Is the IPO window open?

Investors, bankers, and market commentators answer that question by whether IPOs are getting out. ARM is about to go public. So are Instacart and Klaviyo. If those companies have successful IPOs — judged by demand for the issue and first-day trading — then the IPO window will be deemed “open.”

We think there’s a better way to gauge the IPO window’s openness, and we created the Deepwater IPO Window Index (DIPO) to do just that.

The Deepwater IPO Window Index tracks an equally weighted set of public tech companies with revenue and growth characteristics that we believe investors expect from IPOs:

  • Top line revenue of at least $200 million in the outyear
  • Top line revenue growth of at least 20% in the outyear
  • A $2 billion+ valuation

Our screen identified 36 companies with those characteristics in the broader tech universe that we track. The DIPO Index includes companies you might expect such as SNOW, MELI, CRWD, and RIVN. It also includes giants like TSLA and NVDA that are benefitting from massive growth tailwinds.

Year to date, the DIPO Index is up 67.2% vs. the Nasdaq 100 (QQQ) up 41.1%. The DIPO Index is also down 20.1% in backtesting to 1/1/2022. The QQQ is down 6.4% over that period. Both the DIPO and QQQ bottomed in late 2022.

IPO-like companies are high-beta vehicles, so that type of wild over and underperformance vs. the QQQ should be expected from IPO-like companies. When markets are in correction, more speculative growth companies tend to get hit harder than mature growth companies. When markets are roaring, speculative growth tends to outperform.

That begs another question: How have late-stage private company valuations fared?

We track those too with the Deepwater Pre-IPO Index (DPIPO). The DPIPO follows 25 high-quality private tech companies with the following characteristics:

  • At least $2 billion implied valuation
  • Public-quality investor pedigree
  • 50% chance of going public in the next three years
  • Secondary activity in the past three months

Since private companies do not have public marks, we mark private companies with our own methodology that considers recent secondary transactions, secondary bids/asks, and public marks from public fund holders (e.g. mutual funds, etc.).

Here’s what’s interesting: Late-stage private valuations appear to be roughly flat YTD per the DPIPO. There’s a lot of dispersion in the set, but late-stage private valuations also seem to have mostly bottomed late last year, they just haven’t ripped back like we’ve seen in the public markets.

That could tell us two things.
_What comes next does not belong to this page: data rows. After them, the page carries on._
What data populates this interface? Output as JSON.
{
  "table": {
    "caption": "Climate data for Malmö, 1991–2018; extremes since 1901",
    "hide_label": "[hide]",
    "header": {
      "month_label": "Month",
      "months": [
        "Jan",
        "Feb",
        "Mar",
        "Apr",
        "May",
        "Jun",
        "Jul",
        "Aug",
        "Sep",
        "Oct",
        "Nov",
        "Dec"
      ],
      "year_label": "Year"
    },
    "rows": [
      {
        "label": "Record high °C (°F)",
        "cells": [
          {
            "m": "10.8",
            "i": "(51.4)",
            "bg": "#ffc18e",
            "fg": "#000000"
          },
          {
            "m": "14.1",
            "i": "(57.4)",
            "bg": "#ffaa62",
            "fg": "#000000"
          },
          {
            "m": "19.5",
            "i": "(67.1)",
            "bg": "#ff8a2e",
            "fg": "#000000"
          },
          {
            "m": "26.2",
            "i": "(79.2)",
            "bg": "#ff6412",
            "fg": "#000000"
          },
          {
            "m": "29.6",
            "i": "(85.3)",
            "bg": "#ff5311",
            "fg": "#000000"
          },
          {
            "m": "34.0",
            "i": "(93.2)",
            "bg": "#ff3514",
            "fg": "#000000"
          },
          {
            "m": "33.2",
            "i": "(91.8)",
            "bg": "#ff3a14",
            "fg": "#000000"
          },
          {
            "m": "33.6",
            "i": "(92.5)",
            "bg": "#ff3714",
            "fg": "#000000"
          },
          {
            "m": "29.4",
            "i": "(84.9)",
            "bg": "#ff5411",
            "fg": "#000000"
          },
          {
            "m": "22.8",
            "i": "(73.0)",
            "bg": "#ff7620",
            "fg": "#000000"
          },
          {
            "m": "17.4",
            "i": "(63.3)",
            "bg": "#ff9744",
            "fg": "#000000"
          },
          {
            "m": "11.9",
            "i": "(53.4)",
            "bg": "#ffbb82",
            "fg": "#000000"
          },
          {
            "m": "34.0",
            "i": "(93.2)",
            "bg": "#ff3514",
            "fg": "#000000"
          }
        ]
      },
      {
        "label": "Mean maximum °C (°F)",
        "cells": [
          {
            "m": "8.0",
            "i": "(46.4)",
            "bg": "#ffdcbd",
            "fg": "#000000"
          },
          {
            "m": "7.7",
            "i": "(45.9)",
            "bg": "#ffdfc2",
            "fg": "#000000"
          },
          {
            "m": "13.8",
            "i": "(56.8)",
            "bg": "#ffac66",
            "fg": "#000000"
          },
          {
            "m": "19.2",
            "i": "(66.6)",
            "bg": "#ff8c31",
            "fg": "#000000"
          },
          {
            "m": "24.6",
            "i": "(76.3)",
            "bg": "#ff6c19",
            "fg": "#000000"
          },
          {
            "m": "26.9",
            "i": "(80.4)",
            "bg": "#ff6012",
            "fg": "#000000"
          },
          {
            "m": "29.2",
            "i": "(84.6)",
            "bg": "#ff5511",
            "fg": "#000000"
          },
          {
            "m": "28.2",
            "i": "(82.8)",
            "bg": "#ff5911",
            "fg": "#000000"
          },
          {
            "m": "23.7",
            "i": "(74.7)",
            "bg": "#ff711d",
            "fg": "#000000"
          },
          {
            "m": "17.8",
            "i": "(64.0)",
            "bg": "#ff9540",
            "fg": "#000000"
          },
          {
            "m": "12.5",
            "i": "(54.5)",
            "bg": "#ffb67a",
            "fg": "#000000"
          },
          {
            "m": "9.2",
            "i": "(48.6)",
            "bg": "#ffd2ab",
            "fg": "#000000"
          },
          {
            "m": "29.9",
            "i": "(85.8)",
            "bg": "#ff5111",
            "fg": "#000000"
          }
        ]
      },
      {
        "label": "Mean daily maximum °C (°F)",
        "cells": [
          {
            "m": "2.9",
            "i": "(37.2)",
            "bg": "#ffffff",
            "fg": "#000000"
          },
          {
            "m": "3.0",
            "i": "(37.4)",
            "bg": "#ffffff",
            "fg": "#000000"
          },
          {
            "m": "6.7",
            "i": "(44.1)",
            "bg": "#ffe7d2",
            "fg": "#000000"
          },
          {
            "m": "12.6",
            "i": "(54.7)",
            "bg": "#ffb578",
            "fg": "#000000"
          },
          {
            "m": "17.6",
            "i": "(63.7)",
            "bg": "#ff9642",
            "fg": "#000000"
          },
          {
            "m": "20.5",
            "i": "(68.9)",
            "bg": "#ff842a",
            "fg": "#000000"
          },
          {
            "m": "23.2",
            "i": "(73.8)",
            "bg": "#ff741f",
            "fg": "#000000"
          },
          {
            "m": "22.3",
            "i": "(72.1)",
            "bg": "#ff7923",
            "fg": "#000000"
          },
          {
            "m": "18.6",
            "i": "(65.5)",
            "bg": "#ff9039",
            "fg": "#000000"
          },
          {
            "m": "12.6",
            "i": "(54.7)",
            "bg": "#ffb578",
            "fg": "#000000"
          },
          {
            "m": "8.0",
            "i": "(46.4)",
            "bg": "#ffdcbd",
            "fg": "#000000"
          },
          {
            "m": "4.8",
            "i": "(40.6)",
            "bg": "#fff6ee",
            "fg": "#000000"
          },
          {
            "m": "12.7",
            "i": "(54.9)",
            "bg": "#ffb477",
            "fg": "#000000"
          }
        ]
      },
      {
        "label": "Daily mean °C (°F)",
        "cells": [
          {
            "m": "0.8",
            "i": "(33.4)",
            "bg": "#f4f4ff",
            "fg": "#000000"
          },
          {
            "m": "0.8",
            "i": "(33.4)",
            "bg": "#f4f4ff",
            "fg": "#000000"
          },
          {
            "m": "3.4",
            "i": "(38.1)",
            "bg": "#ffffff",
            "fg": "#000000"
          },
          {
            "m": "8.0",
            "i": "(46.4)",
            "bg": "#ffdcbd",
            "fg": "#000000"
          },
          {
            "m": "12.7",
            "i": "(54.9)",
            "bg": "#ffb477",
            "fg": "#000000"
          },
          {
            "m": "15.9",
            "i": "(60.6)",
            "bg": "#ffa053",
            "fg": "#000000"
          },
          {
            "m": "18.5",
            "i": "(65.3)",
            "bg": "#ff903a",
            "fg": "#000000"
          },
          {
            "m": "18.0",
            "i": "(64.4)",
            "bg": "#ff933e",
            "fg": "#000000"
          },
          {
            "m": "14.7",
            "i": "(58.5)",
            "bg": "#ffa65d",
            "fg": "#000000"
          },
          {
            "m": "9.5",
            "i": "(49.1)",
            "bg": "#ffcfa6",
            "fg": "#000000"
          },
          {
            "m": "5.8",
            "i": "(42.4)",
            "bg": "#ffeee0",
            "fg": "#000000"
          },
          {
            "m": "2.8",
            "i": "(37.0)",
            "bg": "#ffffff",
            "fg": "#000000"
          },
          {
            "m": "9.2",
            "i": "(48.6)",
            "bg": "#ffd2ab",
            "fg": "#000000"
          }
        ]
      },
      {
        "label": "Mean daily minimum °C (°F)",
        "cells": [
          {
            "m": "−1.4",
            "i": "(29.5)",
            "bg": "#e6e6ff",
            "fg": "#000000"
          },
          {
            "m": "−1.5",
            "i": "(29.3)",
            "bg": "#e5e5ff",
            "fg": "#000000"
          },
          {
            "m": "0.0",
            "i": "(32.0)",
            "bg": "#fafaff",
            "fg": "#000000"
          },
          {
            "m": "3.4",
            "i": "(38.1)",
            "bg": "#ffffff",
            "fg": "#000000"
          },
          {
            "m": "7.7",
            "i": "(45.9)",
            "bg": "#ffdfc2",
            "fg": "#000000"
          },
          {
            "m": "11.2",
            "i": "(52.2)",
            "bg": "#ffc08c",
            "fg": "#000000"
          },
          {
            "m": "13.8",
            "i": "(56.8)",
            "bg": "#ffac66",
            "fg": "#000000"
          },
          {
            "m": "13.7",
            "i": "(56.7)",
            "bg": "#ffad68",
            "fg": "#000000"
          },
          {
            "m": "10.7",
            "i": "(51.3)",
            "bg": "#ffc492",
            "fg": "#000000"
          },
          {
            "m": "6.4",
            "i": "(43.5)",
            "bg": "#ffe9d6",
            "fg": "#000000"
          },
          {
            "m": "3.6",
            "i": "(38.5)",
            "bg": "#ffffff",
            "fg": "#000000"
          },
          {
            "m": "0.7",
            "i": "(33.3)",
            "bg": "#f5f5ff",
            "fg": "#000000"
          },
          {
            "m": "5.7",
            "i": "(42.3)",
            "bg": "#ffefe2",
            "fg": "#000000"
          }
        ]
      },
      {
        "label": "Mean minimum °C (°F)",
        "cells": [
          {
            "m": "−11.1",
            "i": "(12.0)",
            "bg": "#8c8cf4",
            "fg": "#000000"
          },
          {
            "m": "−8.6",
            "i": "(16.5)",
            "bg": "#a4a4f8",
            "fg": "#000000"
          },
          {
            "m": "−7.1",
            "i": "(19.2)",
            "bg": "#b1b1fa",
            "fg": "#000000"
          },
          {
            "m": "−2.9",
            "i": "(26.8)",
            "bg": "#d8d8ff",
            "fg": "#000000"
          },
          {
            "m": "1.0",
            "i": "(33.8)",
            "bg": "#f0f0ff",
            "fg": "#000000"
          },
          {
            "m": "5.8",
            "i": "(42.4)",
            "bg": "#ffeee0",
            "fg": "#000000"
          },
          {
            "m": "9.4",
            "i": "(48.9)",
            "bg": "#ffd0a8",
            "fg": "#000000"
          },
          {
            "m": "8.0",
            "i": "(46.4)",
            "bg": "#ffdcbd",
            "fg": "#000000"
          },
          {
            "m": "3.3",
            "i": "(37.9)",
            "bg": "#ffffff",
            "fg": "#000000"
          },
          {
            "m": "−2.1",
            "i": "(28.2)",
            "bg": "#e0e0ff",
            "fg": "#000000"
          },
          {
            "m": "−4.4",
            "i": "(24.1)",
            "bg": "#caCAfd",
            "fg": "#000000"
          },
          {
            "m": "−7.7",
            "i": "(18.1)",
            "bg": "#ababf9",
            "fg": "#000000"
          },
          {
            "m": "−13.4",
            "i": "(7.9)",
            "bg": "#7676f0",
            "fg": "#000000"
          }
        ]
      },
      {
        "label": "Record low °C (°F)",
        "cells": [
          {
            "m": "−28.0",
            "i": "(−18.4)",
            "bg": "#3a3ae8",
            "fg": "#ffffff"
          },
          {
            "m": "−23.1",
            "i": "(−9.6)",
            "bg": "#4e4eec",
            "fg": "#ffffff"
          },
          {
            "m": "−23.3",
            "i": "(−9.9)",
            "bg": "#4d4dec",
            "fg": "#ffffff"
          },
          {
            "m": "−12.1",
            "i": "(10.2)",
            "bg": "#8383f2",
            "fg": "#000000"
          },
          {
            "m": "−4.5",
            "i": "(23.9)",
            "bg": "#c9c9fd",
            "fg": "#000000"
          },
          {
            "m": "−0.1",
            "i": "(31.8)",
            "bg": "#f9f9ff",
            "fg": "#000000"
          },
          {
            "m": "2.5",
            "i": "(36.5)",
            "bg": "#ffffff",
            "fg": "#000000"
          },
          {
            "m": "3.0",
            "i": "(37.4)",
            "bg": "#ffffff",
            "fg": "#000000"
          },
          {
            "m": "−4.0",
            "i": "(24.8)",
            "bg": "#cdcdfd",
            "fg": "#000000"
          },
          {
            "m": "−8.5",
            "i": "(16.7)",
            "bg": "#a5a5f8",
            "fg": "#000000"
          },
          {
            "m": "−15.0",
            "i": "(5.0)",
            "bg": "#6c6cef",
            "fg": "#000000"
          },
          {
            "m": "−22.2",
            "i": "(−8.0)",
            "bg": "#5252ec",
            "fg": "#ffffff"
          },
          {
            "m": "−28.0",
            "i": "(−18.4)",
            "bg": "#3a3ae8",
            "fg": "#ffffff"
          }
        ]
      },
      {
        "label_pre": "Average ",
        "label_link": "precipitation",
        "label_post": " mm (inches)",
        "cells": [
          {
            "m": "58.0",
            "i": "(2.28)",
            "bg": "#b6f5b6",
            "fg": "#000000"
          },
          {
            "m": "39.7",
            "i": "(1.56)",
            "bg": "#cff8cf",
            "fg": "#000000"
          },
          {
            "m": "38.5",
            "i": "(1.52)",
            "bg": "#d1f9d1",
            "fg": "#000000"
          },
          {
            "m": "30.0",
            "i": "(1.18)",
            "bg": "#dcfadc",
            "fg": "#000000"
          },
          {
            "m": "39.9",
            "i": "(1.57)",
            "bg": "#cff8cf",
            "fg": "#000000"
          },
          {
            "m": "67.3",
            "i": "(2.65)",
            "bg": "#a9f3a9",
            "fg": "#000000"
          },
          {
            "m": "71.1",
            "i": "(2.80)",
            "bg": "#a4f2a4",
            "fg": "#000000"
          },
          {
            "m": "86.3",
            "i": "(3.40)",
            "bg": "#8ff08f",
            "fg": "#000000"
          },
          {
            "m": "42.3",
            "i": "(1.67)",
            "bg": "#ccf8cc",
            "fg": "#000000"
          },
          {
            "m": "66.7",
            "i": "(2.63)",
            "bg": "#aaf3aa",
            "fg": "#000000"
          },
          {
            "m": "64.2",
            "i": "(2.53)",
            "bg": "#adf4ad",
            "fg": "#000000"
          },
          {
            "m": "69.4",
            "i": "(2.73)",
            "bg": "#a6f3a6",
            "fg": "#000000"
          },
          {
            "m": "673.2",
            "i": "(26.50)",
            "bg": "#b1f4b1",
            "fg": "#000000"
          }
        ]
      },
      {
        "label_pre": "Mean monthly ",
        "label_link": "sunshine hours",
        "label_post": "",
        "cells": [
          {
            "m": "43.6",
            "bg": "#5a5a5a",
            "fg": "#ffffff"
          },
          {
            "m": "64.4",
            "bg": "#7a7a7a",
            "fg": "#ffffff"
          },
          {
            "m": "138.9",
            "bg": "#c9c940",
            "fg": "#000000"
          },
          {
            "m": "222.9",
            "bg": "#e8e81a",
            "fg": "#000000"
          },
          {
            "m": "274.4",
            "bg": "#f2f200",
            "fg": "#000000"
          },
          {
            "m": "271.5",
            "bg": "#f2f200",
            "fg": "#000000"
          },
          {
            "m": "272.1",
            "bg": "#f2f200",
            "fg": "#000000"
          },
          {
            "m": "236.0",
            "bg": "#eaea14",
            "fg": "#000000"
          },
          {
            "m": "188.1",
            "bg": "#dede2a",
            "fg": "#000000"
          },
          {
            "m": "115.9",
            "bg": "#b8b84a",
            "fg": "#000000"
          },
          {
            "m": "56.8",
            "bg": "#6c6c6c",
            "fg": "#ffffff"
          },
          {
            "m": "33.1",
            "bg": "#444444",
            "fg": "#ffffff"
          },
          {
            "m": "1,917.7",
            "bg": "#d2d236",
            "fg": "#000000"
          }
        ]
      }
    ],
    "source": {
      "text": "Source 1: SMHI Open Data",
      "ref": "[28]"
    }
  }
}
Either private market investors remain conservative relative to public market investors, or maybe the private marks we were seeing in 2021 and early 2022 were even crazier than those in the public markets, so they need a deeper and more sustained reset. Most likely both things are true.
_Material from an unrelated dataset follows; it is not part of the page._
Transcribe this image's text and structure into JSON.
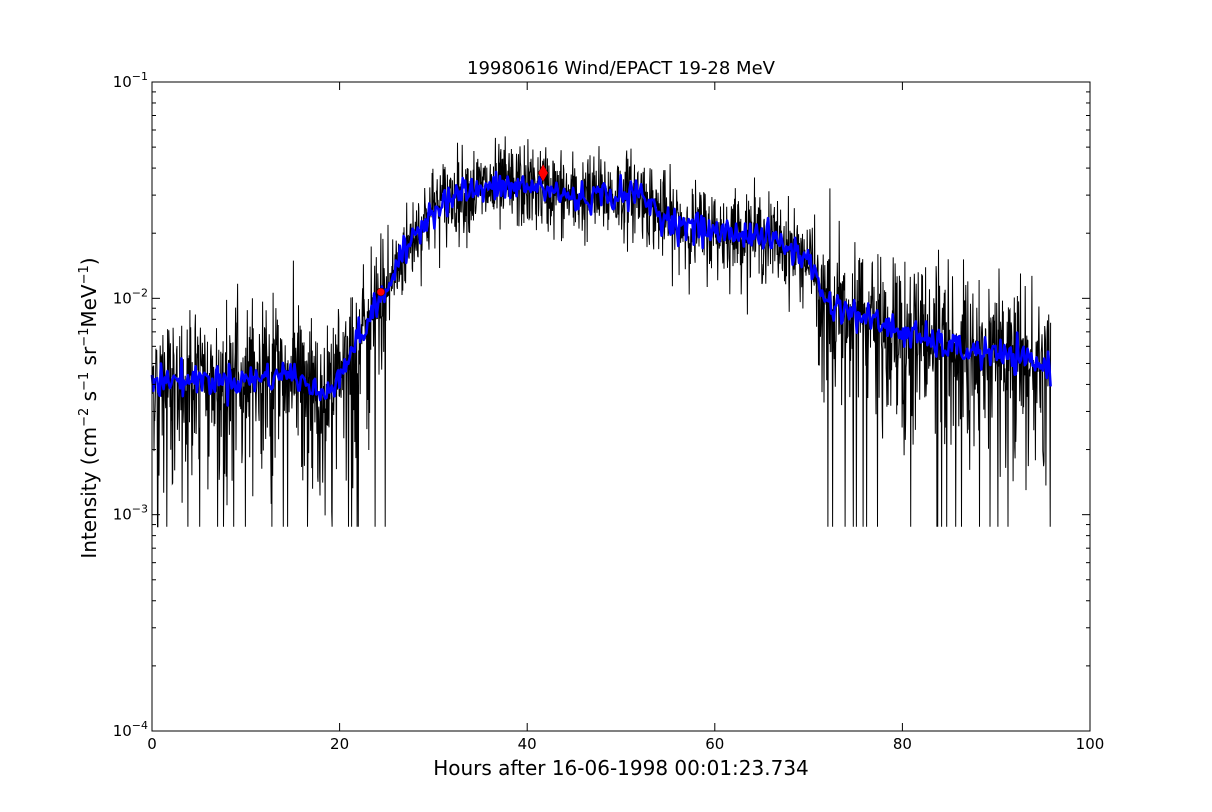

Recent reports put Instacart’s initial IPO range at $26-28, and I suspect that might get bumped up by the end of this week. If Instacart IPOs around $30 per share it would value the company in line with DASH and UBER on revenue and FCF multiples. A $30 price would be roughly flat from secondary Instacart transactions early in 2023 and 76% below Instacart’s $125 peak share price in March 2021.

Our IPO index data says the IPO window, but we should expect to see more IPOs well below peak prices given what we’re seeing so far in secondary markets. It’s on companies to grow into promises made at higher valuations. Long-term stock performance will tell us how happy investors end up.